To reach this chilling conclusion, researchers from an interdisciplinary collaborative team examined a large group of viruses known as segmented negative-strand RNA viruses (VANS). The latter include serious and widespread pathogens in humans, domestic animals and plants such as the influenza A virus or the Lassa virus which causes the fever of the same name.
By making hybrids of human mRNA with their own genes, viruses are able to produce messages with additional start codons, derived from the host. Like war generals, they give precise instructions to machines that manufacture proteins in their victim’s cells through a process called “cap-snatching”. In detail, they cut off the end of one of the cell’s own protein-coding messages and extend that sequence with a copy of one of their own genes.
“For decades we thought that the moment the body encounters the signal to start translating that message into protein (a ‘start codon’), it is reading a message provided to it only by the virus. Our work shows that the host sequence is not silent”said Dr. Ivan Marazzi, associate professor of microbiology at Icahn School of Medicine and corresponding author of the study. Researchers have dubbed the resulting viral proteins, previously unknown, UFOs.
Use this knowledge to contribute to the eradication of epidemics
“Viruses take over their host at the molecular level, and this work identifies a new way certain viruses can extract the full potential of the molecular machinery they harness. Although the work done here focuses on influenza viruses, it implies that a large number of viral species can make previously unsuspected genes”comments Ed Hutchinson, PhD, corresponding author and researcher at the MRC-University of Glasgow Center for Virus Research.
Further studies are now needed to understand this new class of proteins and the implications of their invasive expression by many RNA viruses, causing epidemics and pandemics. “Now that we know these unsuspected genes exist, we can study them and use this knowledge to help eradicate the disease.”enthuses Ivan Marazzi.
Thus, in the long term, this discovery could be used to develop vaccines. “The ability of a pathogen to overcome host barriers and establish infection is based on the expression of pathogen-derived proteins (…) To understand how a pathogen antagonizes the host and establishes infection, we need to have a clear understanding of the proteins a pathogen encodes, how they work, and how they contribute to virulence.”develops Ivan Marazzi. A great global effort is needed to stop viral epidemics and pandemics, and this new knowledge could lead to the identification of new ways to stop infection..”
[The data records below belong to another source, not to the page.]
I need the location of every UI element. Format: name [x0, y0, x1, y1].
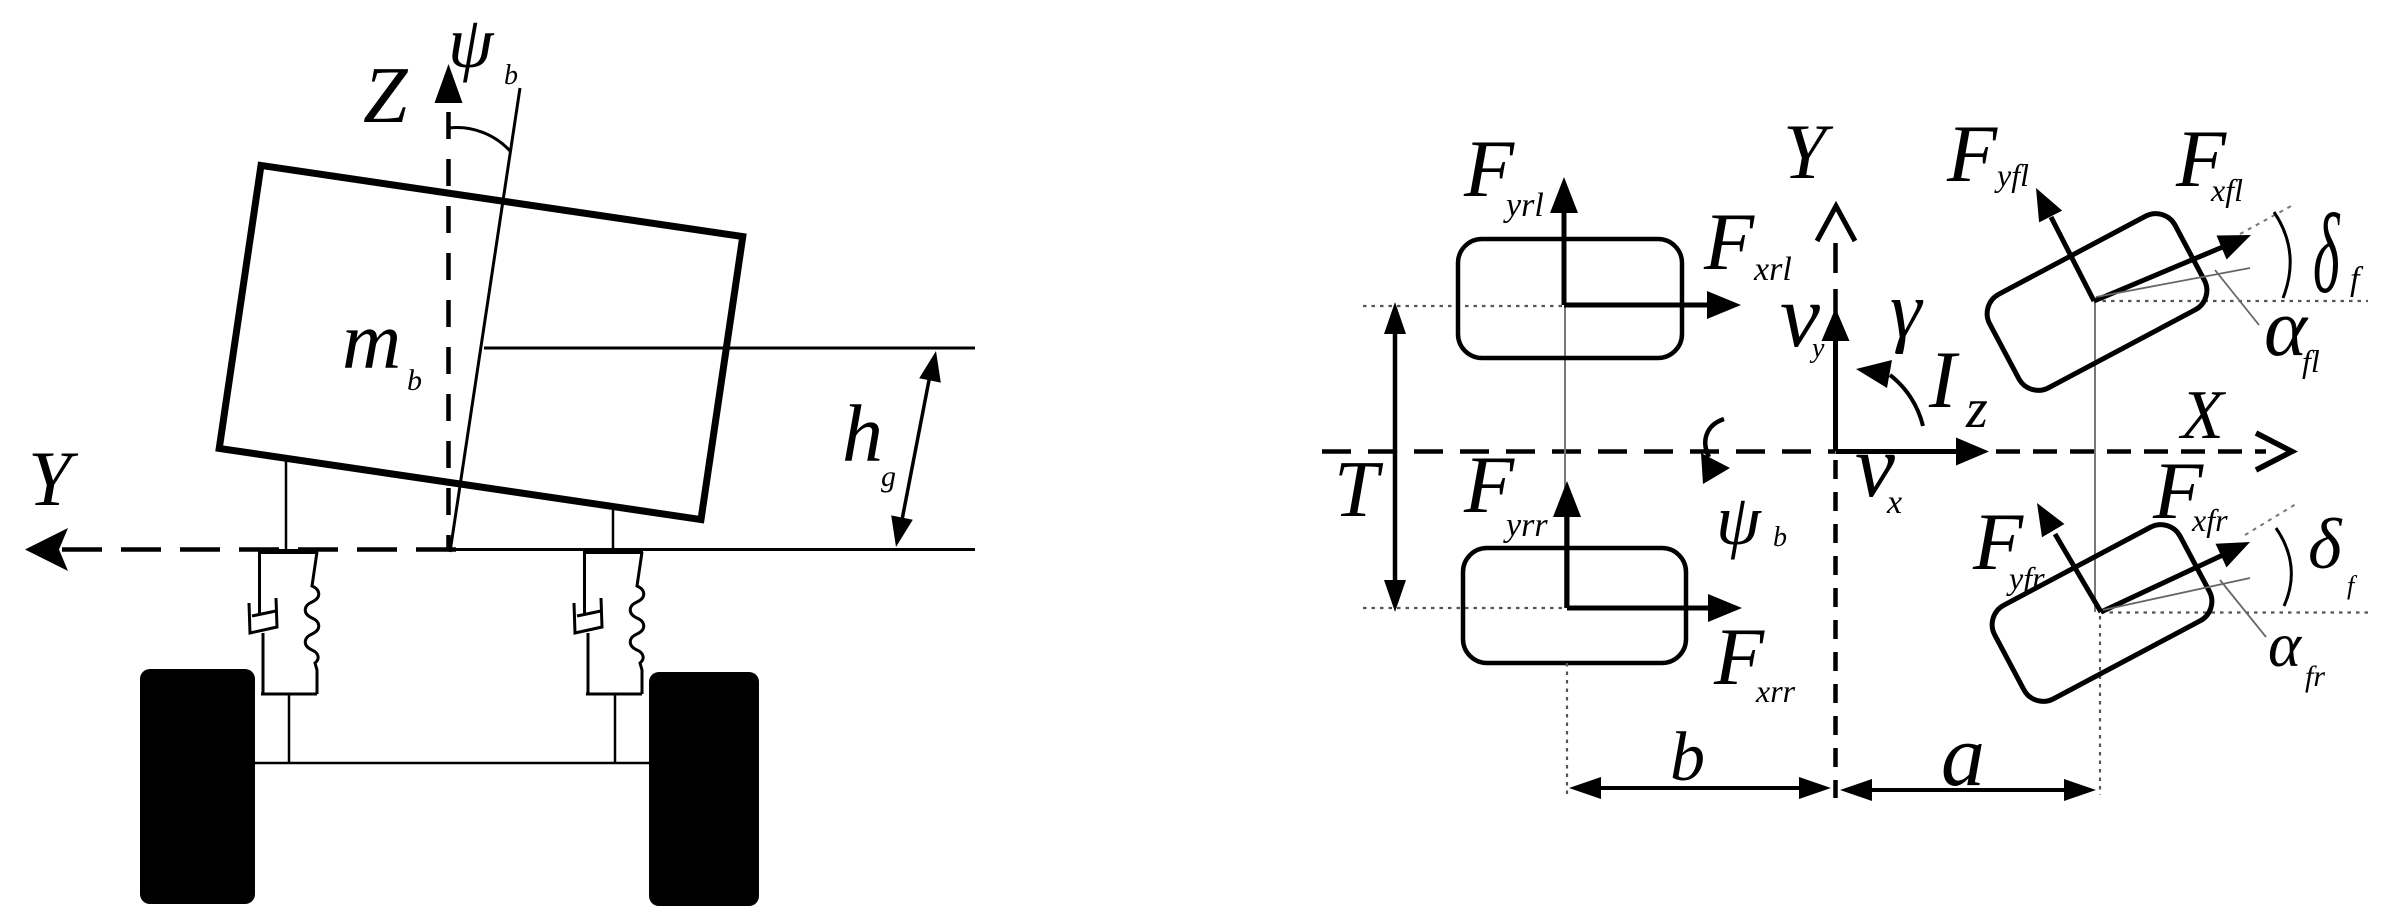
axle line — [255, 762, 649, 765]
Y axis dashed line — [62, 547, 460, 552]
rear axle dotted drop line — [1566, 663, 1568, 795]
svg-text:b: b — [504, 60, 518, 91]
right suspension strut — [574, 506, 644, 763]
svg-text:δ: δ — [2313, 192, 2341, 317]
svg-text:Z: Z — [363, 52, 409, 140]
front-right wheel — [1984, 517, 2219, 709]
svg-text:yfl: yfl — [1994, 157, 2029, 193]
Y axis arrowhead chevron — [1817, 206, 1855, 241]
body mass rect — [219, 165, 743, 519]
FR wheel plane dotted extension — [2245, 504, 2296, 535]
ground line — [448, 548, 975, 551]
svg-text:Y: Y — [1783, 108, 1834, 195]
X axis dashed line left segment — [1322, 449, 1835, 454]
svg-text:f: f — [2350, 261, 2364, 298]
Y axis dashed line lower segment — [1833, 460, 1838, 798]
svg-text:g: g — [881, 460, 896, 493]
Z axis arrowhead — [435, 64, 463, 103]
lower track dotted line — [1363, 607, 1565, 609]
svg-text:fl: fl — [2302, 343, 2320, 379]
F_xfl force arrow — [2094, 246, 2225, 301]
F_yfl force arrow — [2051, 217, 2094, 301]
LEFT FIGURE : vehicle roll model (rear view) — [25, 2, 975, 906]
FL wheel plane dotted extension — [2240, 205, 2293, 234]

Only type A viruses have been responsible for influenza pandemics to date
Every year, the flu kills thousands of people around the world. Influenza A and B viruses are responsible for seasonal epidemics in humans but only type A viruses have been responsible for pandemics to date, according to Public Health France. On average, every year, the disease causes 10,000 deaths in France, mainly among the elderly. In 2019, the flu epidemic was marked by a high number of hospitalizations after going to the emergency room for flu syndrome and serious cases admitted to intensive care, as well as excess mortality in a short time. In question: the co-circulation of the A (H3N2) and A (H1N1) viruses and an ineffective vaccine.
As for Lassa disease, it is an acute viral haemorrhagic fever lasting one to four weeks, rife in West Africa. Infection occurs through contact with feces or urine of a peri-domestic rodent called Mastomys natalensis. Many of these live close to, or even inside, homes in endemic areas. Although the disease is often asymptomatic, one in five infections leads to severe damage to several organs such as the liver, spleen and kidneys. Unfortunately, there is currently no vaccine against this disease. Its prevention mainly involves good hygiene to prevent rodents from entering homes.